In the Hebrew Bible the possibility for polyandry appears only once. In Ezek. 23:20 male pilageshim appear in an extraordinarily hateful poem against the city of Jerusalem presented as the wife of God, the husband. Importantly, in this verse Clines translates the noun as “male lovers” and older dictionaries suggest “male paramour,” but they never propose the meaning of “secondary husband.” Polyandry does not exist in the exegetical imagination of biblical scholarship.

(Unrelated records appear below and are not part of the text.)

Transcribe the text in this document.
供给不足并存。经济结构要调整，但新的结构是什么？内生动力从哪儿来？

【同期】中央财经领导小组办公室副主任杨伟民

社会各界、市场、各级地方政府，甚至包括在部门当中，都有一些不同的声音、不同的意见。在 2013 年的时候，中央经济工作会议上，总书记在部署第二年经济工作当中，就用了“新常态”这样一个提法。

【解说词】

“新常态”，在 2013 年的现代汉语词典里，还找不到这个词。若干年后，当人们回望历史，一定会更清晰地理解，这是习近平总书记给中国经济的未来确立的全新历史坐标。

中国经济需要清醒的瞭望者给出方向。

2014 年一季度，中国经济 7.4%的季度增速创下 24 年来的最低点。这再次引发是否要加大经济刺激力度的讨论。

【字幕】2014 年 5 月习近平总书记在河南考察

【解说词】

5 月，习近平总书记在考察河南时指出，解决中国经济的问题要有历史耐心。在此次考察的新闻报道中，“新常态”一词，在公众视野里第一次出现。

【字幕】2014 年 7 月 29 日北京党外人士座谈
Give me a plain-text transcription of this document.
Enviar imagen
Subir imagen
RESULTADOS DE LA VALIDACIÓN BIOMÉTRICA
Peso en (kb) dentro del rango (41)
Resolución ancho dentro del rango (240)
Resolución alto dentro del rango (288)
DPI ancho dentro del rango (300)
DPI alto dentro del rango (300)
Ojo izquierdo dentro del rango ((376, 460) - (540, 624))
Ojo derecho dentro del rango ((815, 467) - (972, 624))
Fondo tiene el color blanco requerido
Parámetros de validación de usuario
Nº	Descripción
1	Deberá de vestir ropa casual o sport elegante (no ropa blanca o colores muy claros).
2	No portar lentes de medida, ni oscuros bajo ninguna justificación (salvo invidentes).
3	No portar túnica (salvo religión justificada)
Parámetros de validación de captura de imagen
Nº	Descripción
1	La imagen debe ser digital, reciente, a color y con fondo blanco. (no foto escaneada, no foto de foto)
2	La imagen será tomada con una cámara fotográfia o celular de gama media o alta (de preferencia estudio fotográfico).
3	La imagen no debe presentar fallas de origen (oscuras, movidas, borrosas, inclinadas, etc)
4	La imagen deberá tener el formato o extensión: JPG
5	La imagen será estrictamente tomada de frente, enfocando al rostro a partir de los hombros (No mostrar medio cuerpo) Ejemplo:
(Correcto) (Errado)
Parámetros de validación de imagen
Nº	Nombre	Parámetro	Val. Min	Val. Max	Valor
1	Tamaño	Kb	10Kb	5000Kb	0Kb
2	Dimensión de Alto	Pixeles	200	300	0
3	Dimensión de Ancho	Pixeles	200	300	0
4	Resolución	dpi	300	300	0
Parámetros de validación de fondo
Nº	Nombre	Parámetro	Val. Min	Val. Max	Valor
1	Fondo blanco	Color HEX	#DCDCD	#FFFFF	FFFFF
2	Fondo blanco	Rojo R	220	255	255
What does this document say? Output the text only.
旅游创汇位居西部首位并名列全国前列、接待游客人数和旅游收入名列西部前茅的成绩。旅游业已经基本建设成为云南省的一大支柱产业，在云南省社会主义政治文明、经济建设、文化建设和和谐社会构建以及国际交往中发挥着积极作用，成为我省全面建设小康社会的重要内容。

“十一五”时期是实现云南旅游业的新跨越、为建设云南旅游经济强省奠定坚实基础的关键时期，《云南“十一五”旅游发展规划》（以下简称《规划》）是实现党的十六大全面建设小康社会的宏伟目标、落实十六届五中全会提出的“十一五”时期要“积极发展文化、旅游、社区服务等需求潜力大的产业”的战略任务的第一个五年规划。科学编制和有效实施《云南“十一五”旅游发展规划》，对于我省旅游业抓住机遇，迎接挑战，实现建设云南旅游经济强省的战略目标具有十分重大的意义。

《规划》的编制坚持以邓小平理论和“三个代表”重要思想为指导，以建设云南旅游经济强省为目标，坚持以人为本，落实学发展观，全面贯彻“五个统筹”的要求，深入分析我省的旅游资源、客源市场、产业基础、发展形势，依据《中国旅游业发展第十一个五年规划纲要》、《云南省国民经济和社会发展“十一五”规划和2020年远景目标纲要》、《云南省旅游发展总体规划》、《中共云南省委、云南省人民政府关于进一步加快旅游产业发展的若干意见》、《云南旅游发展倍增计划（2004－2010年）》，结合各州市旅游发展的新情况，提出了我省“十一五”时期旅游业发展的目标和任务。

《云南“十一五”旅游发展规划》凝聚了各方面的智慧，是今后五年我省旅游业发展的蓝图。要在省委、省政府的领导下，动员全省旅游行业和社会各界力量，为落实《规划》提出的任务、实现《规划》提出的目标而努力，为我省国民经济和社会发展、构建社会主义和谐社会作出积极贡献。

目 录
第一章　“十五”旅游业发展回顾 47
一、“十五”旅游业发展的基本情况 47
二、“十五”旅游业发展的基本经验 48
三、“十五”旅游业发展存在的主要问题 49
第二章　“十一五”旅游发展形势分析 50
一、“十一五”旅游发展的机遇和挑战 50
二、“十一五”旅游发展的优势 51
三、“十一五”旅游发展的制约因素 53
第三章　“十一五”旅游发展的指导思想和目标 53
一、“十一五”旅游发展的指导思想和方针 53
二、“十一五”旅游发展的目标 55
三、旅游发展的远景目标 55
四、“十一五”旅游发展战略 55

The trouble is that the patriarchal nature of the imagined relationships remains intact both among Bible scholars dealing with the translation of pilegesh and within the online communities interested in polygamy. Both assume that the polygamous arrangements do not harm the woman who may even benefit from the sexual and financial support given to her by the polygynous man. That’s why the biblical translation of “concubine” and “secondary wife” seems to be so natural. And that’s why the fact of contemporary women voluntarily participating in polygamy seals the deal. Both approaches sanctify the patriarchal custom as “blissful” for all participants, female and male.